If your stored access token fails to login (due to expiration or other reasons), you will be prompted to relogin on the UI.

Configuration files

NBI saves configuration at ~/.jupyter/nbi-config.json. It also supports environment wide base configuration at <env-prefix>/share/jupyter/nbi-config.json. Organizations can ship default configuration at this environment wide config path. User's changes will be stored as overrides at ~/.jupyter/nbi-config.json.

These config files are used for saving LLM provider, model and MCP configuration. Note that API keys you enter for your custom LLM providers will also be stored in these config files.

[!IMPORTANT] Note that updating nbi-config.json manually requires restarting JupyterLab to take effect.

Model Context Protocol (MCP) Support

NBI seamlessly integrates with MCP servers. It supports servers with both Standard Input/Output (stdio) and Server-Sent Events (SSE) transports. The MCP support is limited to server tools at the moment.

You can easily add MCP servers to NBI by editing the configuration file nbi-config.json. Simply add a key "mcp" and "mcpServers" under it as shown below.

[!NOTE] Using MCP servers requires an LLM model with tool calling capabilities. All of the GitHub Copilot models provided in NBI support this feature. If you are using other providers make sure you choose a tool calling capable model.

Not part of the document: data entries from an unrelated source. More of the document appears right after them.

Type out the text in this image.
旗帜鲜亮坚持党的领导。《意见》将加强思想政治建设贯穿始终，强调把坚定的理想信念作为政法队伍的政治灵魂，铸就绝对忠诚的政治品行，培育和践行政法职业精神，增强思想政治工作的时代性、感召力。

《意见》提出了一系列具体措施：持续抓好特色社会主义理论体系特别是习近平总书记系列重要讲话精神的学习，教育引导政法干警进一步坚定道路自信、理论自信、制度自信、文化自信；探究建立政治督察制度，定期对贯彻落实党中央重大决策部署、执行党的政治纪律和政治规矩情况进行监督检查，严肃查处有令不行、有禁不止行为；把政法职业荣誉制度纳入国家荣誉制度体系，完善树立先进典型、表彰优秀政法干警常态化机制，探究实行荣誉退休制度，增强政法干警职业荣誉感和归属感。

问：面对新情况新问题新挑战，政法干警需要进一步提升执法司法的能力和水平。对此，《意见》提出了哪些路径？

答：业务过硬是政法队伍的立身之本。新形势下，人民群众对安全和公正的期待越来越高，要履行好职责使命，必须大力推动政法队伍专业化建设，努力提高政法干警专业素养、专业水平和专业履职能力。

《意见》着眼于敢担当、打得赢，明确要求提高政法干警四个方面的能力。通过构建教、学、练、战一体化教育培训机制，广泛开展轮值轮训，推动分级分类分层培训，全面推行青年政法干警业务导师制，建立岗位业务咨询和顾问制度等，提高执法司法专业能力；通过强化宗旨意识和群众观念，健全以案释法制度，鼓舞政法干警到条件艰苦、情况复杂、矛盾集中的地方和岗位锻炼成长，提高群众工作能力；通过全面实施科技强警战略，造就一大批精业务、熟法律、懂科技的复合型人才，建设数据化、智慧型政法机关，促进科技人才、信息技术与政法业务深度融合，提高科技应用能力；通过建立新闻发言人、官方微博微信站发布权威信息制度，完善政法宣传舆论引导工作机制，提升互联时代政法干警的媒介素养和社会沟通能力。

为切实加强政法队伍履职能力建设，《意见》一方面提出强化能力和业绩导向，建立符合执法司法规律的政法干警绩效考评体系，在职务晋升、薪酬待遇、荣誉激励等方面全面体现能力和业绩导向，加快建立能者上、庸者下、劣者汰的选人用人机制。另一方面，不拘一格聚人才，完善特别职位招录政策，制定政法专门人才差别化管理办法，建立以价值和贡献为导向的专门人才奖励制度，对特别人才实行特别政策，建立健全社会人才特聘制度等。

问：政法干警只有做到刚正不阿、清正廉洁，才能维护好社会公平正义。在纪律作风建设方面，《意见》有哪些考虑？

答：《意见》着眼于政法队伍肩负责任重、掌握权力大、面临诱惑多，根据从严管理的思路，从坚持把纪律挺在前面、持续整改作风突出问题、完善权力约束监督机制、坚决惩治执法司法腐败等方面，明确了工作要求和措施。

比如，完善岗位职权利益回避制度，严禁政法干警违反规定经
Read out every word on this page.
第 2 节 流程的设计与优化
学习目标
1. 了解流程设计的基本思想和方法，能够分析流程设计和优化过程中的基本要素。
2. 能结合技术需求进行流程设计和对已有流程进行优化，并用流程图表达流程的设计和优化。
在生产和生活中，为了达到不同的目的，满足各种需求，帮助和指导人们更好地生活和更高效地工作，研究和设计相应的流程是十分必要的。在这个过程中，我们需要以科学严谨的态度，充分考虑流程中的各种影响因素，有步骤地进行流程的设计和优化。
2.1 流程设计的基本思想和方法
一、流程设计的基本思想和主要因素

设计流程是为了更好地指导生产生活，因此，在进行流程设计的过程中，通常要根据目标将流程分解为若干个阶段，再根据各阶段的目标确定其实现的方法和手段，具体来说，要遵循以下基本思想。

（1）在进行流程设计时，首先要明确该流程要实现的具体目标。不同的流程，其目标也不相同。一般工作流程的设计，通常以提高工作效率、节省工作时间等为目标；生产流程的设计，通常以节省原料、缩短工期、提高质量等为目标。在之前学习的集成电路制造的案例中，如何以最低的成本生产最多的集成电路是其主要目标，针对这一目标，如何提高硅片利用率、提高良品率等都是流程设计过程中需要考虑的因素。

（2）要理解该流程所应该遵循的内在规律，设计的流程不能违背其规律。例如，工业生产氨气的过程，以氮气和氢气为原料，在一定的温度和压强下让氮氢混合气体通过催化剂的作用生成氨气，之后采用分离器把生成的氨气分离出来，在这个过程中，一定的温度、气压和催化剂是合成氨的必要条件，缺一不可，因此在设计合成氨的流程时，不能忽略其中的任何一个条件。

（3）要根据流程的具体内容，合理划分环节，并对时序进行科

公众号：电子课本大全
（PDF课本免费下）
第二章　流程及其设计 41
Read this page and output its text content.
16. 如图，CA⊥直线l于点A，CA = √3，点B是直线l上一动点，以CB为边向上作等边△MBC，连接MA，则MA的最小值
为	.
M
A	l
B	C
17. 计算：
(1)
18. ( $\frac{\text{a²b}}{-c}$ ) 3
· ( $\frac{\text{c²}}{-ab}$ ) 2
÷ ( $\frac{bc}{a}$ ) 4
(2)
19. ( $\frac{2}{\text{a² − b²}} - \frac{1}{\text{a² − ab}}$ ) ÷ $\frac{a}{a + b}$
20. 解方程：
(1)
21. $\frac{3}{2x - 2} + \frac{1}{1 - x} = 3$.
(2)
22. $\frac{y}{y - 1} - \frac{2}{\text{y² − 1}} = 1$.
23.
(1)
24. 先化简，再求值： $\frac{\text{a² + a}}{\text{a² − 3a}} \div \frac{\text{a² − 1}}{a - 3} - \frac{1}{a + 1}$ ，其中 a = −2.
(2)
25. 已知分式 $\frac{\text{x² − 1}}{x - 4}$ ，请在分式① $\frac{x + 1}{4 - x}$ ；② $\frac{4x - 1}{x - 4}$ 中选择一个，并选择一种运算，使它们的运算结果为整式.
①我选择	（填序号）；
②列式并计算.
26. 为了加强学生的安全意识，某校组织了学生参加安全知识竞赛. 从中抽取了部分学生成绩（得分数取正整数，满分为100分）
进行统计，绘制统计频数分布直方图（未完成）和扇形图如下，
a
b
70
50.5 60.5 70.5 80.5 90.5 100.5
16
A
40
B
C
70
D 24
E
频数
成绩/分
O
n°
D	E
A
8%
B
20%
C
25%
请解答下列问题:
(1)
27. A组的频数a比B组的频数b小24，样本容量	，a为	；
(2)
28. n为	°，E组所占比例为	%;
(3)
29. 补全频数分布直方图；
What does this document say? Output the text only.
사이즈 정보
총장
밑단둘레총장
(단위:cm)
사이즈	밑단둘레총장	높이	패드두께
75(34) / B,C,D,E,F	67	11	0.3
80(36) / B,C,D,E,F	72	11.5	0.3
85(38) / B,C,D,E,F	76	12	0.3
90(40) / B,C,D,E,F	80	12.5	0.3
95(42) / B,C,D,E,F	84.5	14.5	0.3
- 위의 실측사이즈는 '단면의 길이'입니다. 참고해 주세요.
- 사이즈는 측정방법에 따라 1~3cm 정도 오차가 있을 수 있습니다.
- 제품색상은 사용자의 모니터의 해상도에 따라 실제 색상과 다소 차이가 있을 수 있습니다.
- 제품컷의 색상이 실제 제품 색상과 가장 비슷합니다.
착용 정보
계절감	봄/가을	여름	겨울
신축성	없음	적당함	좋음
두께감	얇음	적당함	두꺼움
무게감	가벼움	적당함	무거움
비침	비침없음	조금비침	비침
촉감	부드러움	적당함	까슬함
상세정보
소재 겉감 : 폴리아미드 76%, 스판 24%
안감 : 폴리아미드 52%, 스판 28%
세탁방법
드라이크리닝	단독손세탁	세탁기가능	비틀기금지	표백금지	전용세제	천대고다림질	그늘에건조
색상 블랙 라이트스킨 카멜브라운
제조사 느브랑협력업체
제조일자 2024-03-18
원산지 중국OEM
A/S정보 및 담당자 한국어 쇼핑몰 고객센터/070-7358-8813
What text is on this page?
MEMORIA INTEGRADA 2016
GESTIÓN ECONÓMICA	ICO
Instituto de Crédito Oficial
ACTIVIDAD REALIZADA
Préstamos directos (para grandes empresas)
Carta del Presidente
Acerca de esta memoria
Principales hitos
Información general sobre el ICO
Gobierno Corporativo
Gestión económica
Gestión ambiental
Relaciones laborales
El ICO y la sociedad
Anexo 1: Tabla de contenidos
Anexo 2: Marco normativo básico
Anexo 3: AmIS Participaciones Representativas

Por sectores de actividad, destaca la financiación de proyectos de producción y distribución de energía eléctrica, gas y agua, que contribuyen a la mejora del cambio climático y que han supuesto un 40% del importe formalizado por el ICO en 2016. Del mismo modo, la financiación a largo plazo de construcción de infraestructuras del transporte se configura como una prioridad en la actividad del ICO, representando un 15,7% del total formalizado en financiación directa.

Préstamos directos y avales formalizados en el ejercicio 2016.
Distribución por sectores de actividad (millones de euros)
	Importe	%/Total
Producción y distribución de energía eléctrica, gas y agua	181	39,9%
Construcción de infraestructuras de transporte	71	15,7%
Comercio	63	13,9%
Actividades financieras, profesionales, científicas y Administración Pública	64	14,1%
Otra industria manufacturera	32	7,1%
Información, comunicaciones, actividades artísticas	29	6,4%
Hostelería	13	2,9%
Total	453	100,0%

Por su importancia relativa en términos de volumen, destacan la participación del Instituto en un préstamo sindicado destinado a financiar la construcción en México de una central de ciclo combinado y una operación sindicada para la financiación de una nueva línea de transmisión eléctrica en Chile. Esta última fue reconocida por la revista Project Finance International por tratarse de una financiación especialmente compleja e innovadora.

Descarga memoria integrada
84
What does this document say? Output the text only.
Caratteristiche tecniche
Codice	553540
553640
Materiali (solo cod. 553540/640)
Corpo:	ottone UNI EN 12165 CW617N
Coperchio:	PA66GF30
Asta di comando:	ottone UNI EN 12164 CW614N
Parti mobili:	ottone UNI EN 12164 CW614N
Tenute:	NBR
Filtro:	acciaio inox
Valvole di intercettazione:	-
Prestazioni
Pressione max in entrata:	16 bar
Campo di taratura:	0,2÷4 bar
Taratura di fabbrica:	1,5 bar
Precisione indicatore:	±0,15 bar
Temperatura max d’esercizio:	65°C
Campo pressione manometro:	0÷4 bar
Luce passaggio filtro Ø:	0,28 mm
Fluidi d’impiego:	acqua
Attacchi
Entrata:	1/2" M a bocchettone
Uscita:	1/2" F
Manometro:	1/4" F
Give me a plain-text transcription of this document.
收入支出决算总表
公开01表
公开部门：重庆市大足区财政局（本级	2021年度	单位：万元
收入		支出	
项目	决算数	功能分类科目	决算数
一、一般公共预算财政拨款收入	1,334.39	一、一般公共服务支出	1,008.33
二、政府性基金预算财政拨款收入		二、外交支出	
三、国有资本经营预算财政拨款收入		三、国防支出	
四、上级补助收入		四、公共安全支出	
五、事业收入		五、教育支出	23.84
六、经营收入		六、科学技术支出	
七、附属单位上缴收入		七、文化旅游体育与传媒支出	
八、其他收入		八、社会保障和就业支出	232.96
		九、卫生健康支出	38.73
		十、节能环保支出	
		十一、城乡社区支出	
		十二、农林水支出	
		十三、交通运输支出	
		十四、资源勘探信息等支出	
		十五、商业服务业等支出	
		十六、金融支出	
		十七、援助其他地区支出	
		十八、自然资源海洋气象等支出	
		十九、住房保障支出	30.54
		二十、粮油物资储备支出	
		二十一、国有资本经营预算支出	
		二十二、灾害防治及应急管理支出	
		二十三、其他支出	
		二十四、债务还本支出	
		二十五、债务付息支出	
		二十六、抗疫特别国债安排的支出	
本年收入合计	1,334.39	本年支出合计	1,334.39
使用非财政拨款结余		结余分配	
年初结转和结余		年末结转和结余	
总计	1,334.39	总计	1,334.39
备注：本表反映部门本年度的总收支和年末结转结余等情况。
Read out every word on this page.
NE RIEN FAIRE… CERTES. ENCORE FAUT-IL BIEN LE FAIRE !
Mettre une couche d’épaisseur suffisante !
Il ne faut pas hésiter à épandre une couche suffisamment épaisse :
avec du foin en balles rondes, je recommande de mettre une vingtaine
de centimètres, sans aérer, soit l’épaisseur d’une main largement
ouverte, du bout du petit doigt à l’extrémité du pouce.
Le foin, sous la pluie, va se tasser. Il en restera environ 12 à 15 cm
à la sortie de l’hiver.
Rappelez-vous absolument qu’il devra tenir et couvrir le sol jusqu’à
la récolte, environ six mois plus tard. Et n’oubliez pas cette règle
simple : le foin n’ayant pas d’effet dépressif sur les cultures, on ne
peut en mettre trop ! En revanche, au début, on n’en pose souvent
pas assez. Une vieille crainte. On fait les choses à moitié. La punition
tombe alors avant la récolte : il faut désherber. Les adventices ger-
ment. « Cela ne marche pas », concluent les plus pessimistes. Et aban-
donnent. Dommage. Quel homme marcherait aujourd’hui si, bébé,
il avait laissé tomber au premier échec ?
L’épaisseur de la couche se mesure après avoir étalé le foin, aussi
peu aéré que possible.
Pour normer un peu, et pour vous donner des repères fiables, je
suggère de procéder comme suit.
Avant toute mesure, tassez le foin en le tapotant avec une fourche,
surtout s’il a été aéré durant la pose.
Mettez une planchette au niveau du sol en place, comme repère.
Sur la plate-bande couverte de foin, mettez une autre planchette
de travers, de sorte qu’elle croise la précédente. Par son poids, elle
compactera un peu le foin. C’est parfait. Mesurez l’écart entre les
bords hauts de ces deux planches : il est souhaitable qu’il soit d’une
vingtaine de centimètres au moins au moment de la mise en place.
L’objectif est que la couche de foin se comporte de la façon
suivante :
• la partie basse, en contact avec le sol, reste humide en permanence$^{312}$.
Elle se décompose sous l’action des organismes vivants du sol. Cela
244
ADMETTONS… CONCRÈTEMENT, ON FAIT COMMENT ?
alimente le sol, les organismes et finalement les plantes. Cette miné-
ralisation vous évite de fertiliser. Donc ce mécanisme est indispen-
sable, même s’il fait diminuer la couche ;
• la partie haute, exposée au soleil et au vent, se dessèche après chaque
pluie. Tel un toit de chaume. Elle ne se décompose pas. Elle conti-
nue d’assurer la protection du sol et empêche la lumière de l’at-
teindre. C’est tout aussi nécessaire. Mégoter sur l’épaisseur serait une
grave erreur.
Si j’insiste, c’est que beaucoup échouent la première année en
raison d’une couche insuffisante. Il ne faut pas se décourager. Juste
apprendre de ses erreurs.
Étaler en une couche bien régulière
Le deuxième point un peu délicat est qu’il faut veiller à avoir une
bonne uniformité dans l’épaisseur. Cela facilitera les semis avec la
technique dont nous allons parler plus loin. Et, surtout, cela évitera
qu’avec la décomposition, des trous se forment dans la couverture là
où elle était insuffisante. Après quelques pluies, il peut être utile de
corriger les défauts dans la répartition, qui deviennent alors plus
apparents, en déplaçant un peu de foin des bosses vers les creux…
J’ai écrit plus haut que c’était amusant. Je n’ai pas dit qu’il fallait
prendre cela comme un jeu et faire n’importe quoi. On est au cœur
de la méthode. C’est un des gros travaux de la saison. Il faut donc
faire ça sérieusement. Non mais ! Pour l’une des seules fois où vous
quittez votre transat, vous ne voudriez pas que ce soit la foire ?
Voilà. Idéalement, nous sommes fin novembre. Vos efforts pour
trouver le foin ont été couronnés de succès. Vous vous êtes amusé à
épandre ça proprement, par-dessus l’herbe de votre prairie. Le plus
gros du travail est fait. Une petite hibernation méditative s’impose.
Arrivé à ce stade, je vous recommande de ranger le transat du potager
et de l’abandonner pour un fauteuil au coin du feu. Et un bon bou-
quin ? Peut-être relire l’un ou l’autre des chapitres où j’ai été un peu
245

[!CAUTION] Note that most MCP servers are run on the same computer as your JupyterLab installation and they can make irreversible changes to your computer and/or access private data. Make sure that you only install MCP servers from trusted sources.

{
    "chat_model": {
        ...
    },
    ...<other configuration>,

    "mcp": {
        "mcpServers": {
            "filesystem": {
                "command": "npx",
                "args": [
                    "-y",
                    "@modelcontextprotocol/server-filesystem",
                    "/Users/mbektas/mcp-test"
                ]
            },
        }
    }
}

This will automatically create a new chat participant in NBI and you can access it by starting your prompts with @mcp. Use @mcp /info prompt to get information on the tools provided by the MCP servers you configured. This chat participant will have access all the tools provided by the servers you configure.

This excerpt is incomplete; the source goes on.